Se c’era ancora qualche dubbio, è definitivamente sparito sabato nella notte del ‘Benelli’, in occasione di un derby d’alta quota, quello perso 2-0 col Ravenna, marchiato da decisioni arbitrali ancora una volta ostili ai biancorossi, che hanno suscitato un vespaio di polemiche.
Nell’occhio del ciclone è finito stavolta il fischietto Giovanni Matteo di Sala Consilina, ‘reo’ di aver danneggiato il Forlì due volte: dapprima per aver annullato, contravvenendo clamorosamente a quanto recita il regolamento, un gol di Lilli (rimesso in gioco dagli avversari), che avrebbe potuto ravvivare il finale della partita; poi negando un calcio di rigore plateale per un fallo ai danni di Farinelli.

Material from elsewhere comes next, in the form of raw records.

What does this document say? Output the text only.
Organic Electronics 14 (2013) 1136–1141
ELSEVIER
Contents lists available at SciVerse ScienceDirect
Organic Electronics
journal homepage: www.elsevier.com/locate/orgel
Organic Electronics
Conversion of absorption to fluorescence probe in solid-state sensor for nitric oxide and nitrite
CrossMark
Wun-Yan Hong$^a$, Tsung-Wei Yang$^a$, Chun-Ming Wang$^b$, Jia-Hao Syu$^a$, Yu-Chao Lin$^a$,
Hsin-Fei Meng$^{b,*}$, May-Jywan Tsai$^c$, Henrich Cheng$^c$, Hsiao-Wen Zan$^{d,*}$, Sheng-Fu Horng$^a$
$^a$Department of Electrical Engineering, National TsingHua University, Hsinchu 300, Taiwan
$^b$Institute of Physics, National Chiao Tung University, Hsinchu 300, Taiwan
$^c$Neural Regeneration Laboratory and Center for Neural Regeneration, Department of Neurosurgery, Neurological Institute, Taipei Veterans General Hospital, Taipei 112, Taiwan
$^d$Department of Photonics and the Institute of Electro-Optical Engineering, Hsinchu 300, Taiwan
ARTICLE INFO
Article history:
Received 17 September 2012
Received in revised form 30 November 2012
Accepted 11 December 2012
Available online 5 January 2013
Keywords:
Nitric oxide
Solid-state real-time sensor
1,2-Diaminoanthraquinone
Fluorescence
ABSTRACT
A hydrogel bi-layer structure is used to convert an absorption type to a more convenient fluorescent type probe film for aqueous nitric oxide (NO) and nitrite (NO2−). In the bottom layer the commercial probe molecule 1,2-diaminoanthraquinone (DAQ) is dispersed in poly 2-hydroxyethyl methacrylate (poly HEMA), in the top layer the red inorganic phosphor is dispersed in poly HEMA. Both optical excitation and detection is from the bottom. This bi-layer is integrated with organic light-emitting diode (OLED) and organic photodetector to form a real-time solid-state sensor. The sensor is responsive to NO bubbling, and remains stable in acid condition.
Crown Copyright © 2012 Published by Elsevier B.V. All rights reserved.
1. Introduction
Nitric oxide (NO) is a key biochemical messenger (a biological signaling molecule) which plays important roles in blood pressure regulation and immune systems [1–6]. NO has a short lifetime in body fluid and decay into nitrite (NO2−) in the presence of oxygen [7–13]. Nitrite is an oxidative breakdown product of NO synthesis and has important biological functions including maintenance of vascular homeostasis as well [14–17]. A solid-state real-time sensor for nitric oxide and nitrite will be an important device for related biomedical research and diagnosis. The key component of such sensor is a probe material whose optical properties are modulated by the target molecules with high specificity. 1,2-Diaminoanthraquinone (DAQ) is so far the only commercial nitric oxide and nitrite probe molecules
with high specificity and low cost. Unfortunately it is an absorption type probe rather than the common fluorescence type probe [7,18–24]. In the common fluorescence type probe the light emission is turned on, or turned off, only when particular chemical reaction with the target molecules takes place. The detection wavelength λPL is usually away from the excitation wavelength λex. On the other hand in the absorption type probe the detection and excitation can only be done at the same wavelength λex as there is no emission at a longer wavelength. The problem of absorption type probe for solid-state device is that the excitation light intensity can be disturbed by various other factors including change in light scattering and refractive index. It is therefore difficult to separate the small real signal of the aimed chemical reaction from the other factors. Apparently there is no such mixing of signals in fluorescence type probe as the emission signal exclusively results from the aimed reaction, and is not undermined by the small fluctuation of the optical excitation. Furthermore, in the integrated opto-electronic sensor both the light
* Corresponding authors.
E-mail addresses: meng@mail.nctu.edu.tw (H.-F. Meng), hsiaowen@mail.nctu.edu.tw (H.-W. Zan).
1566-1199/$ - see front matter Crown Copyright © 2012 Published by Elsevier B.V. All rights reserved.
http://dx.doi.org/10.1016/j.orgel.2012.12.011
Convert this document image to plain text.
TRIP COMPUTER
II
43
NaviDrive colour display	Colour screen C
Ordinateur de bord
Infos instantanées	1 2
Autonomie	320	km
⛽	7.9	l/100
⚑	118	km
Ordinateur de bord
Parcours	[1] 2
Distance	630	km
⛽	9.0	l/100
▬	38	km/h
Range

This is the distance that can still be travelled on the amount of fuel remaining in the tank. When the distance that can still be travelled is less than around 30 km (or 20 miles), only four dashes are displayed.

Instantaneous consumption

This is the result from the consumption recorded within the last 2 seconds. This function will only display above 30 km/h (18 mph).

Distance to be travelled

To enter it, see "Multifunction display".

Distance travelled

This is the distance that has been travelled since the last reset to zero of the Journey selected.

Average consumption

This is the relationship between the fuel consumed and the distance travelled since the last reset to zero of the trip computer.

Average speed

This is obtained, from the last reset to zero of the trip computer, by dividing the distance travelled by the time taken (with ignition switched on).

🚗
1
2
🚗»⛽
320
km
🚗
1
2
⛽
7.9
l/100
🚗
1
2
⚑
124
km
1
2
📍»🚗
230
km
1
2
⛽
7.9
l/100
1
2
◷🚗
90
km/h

E come accade secondo una liturgia ormai consolidata, a farsi interprete delle convinte rimostranze biancorosse ribadite in loop ("Meritiamo rispetto") è stato, all’indomani del ‘misfatto’, l’equilibrato direttore generale Matteo Mariani.

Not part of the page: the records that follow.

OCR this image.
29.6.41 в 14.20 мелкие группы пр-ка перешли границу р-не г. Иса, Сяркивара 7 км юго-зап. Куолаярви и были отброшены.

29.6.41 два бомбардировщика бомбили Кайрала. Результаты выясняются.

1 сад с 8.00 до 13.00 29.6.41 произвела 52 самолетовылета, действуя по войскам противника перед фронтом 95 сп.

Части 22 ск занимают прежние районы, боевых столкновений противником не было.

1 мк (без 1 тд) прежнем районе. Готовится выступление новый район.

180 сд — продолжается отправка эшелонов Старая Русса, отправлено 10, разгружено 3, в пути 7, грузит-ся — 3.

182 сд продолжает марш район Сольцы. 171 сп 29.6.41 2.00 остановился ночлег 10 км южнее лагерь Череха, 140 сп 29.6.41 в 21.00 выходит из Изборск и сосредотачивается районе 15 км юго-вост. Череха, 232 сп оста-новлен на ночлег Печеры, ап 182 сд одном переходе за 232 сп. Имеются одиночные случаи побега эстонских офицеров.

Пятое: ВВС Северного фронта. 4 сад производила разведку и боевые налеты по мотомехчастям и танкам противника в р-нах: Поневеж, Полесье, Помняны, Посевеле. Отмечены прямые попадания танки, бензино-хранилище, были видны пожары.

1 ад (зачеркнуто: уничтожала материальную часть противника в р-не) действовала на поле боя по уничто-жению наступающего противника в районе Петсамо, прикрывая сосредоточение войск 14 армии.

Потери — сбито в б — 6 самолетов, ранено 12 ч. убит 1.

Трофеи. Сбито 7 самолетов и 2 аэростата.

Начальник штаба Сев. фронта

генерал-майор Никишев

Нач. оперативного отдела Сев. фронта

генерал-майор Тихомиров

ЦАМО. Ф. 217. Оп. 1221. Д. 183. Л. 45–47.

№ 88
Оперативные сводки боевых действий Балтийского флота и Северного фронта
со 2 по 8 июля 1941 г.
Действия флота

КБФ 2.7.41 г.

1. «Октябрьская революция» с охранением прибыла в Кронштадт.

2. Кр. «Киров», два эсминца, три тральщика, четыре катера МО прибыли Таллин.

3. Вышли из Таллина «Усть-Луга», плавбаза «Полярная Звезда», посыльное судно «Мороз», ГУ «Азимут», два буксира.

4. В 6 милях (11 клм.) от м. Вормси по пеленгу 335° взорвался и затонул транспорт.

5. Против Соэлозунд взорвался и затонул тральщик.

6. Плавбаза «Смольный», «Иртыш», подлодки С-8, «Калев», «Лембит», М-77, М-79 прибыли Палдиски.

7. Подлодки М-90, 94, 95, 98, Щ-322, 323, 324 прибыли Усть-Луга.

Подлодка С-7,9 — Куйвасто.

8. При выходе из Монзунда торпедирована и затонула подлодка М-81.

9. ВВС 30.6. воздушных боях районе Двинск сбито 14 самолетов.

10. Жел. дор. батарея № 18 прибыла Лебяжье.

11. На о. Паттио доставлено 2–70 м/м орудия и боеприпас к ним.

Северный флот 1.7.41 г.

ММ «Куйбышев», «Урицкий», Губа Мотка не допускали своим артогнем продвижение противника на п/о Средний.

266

La galleria degli abbagli arbitrali ai danni del Forlì, si sta facendo nutritissima, comprendendo, già prima del derby e in ordine cronologico, i calci di rigore ‘generosissimi’ (per non dire inventati) fischiati contro i biancorossi nelle trasferte di Altopascio, Castel Maggiore e San Dàmaso, rispettivamente contro Tau, Progresso e Cittadella Vis Modena.

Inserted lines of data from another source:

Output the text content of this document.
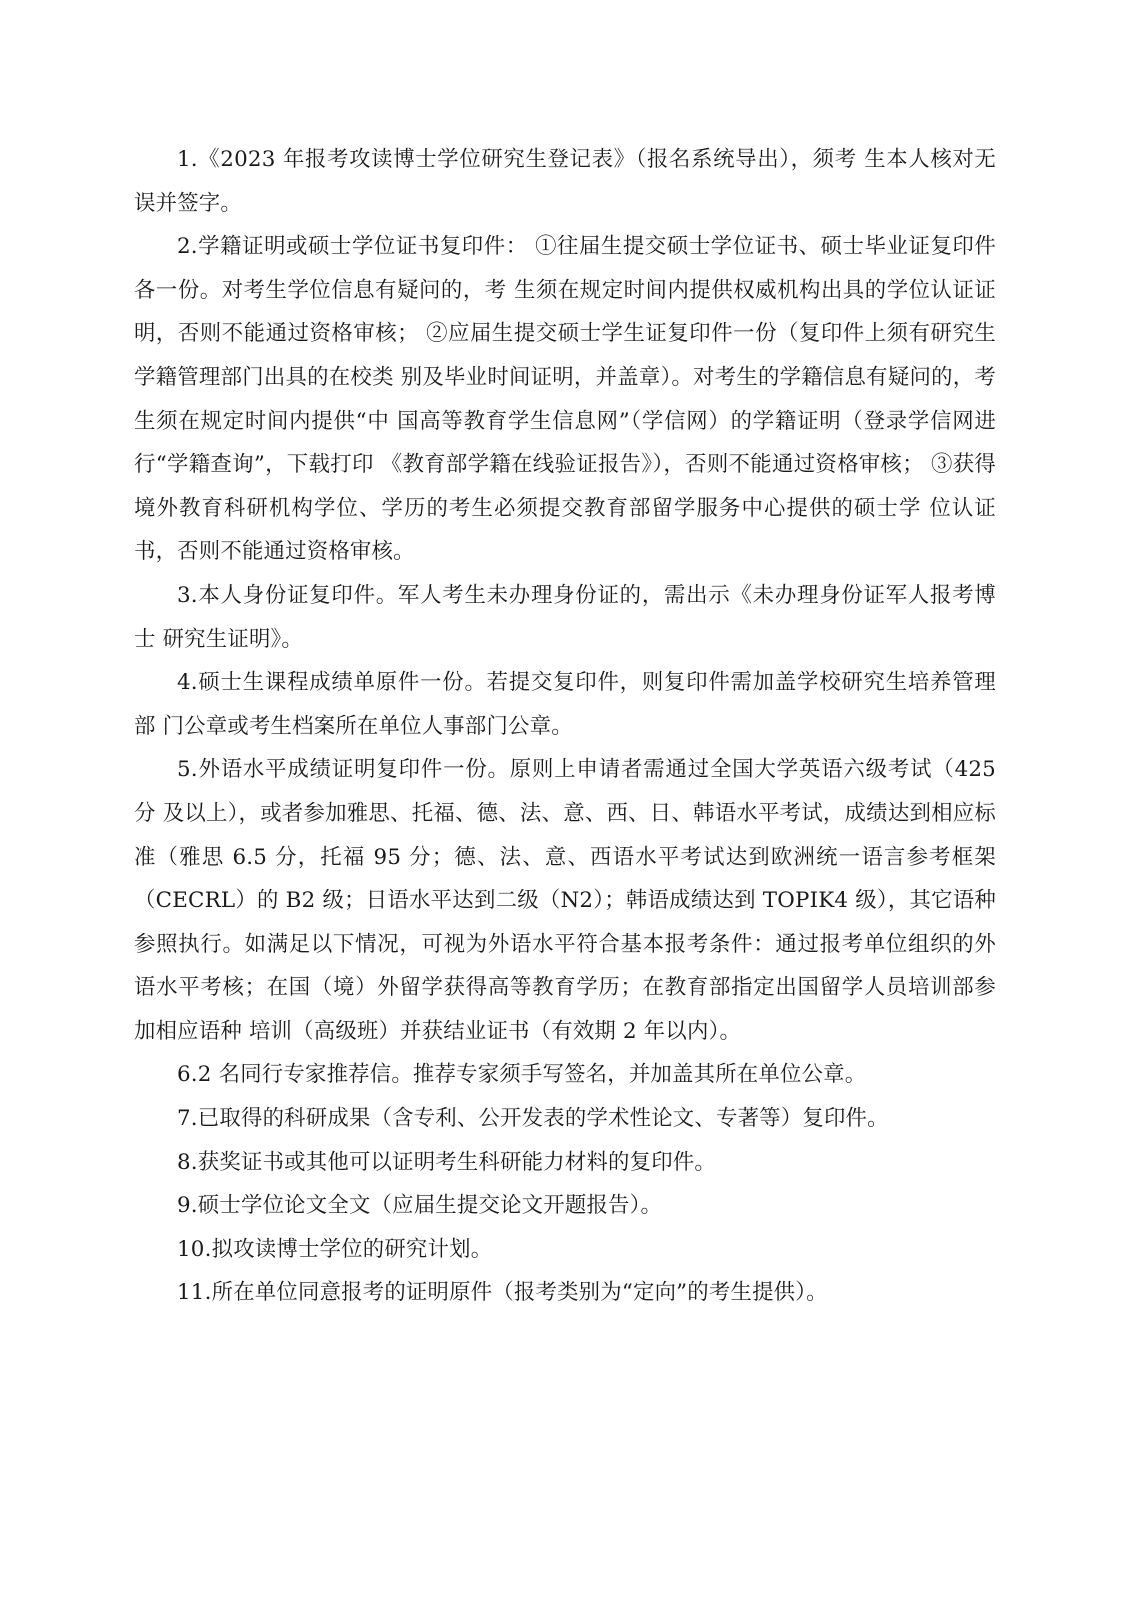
1.《2023 年报考攻读博士学位研究生登记表》（报名系统导出），须考 生本人核对无误并签字。

2.学籍证明或硕士学位证书复印件： ①往届生提交硕士学位证书、硕士毕业证复印件各一份。对考生学位信息有疑问的，考 生须在规定时间内提供权威机构出具的学位认证证明，否则不能通过资格审核； ②应届生提交硕士学生证复印件一份（复印件上须有研究生学籍管理部门出具的在校类 别及毕业时间证明，并盖章）。对考生的学籍信息有疑问的，考生须在规定时间内提供“中 国高等教育学生信息网”（学信网）的学籍证明（登录学信网进行“学籍查询”，下载打印 《教育部学籍在线验证报告》），否则不能通过资格审核； ③获得境外教育科研机构学位、学历的考生必须提交教育部留学服务中心提供的硕士学 位认证书，否则不能通过资格审核。

3.本人身份证复印件。军人考生未办理身份证的，需出示《未办理身份证军人报考博士 研究生证明》。

4.硕士生课程成绩单原件一份。若提交复印件，则复印件需加盖学校研究生培养管理部 门公章或考生档案所在单位人事部门公章。

5.外语水平成绩证明复印件一份。原则上申请者需通过全国大学英语六级考试（425 分 及以上），或者参加雅思、托福、德、法、意、西、日、韩语水平考试，成绩达到相应标准（雅思 6.5 分，托福 95 分；德、法、意、西语水平考试达到欧洲统一语言参考框架（CECRL）的 B2 级；日语水平达到二级（N2）；韩语成绩达到 TOPIK4 级），其它语种参照执行。如满足以下情况，可视为外语水平符合基本报考条件：通过报考单位组织的外语水平考核；在国（境）外留学获得高等教育学历；在教育部指定出国留学人员培训部参加相应语种 培训（高级班）并获结业证书（有效期 2 年以内）。

6.2 名同行专家推荐信。推荐专家须手写签名，并加盖其所在单位公章。

7.已取得的科研成果（含专利、公开发表的学术性论文、专著等）复印件。

8.获奖证书或其他可以证明考生科研能力材料的复印件。

9.硕士学位论文全文（应届生提交论文开题报告）。

10.拟攻读博士学位的研究计划。

11.所在单位同意报考的证明原件（报考类别为“定向”的考生提供）。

Non solo, perché alle massime punizioni (in campo) vanno aggiunti i ‘danni collaterali’, ovvero i provvedimenti draconiani del giudice sportivo: in primis la maxi squalifica inflitta a mister Miramari, stangato con 4 giornate ("per espressione irriguardosa rivolta al direttore di gara"), delle quali nessuna condonata stante il rigetto del ricorso.
Come tacere poi della chiusura di una porzione della tribuna del ‘Morgagni’, avvenuta in occasione della partita Forlì-Corticella dello scorso 29 settembre, disposta in seguito ai pur beceri e inqualificabili ululati razzisti di un paio di esagitati ultras biancorossi durante la gara con la Victor San Marino della stagione 2023/24? Qui è soprattutto la tempistica del provvedimento a risultare piuttosto singolare…
Nel mentre, tra i tifosi dai fegati spappolati il dubbio s’insinua strisciante: il Forlì lassù dà fastidio a qualcuno? Ora, se davvero si vuole uscire dai gironi infernali della serie D, categoria aborrita da una piazza (sfiduciata) che merita ben altri palcoscenici, è probabilmente il momento di sbattere i pugni sui tavoli che contano, anziché abbaiare alla luna e divulgare comunicati tanto irrituali quanto alla fine evidentemente inutili. E forse anche qualche innesto autorevole in ambito dirigenziale non guasterebbe... Il Ravenna del giovane patron Ignazio Cipriani, per esempio, ha affidato la vicepresidenza a un rubizzo 78enne che di nome fa Ariedo e di cognome Braida. Sì, proprio lui: un ‘monumento’ del calcio italiano, il direttore generale del Milan del Cavalier Berlusconi che ha vinto tutto il vincibile. Insomma, uno che ‘pesa’.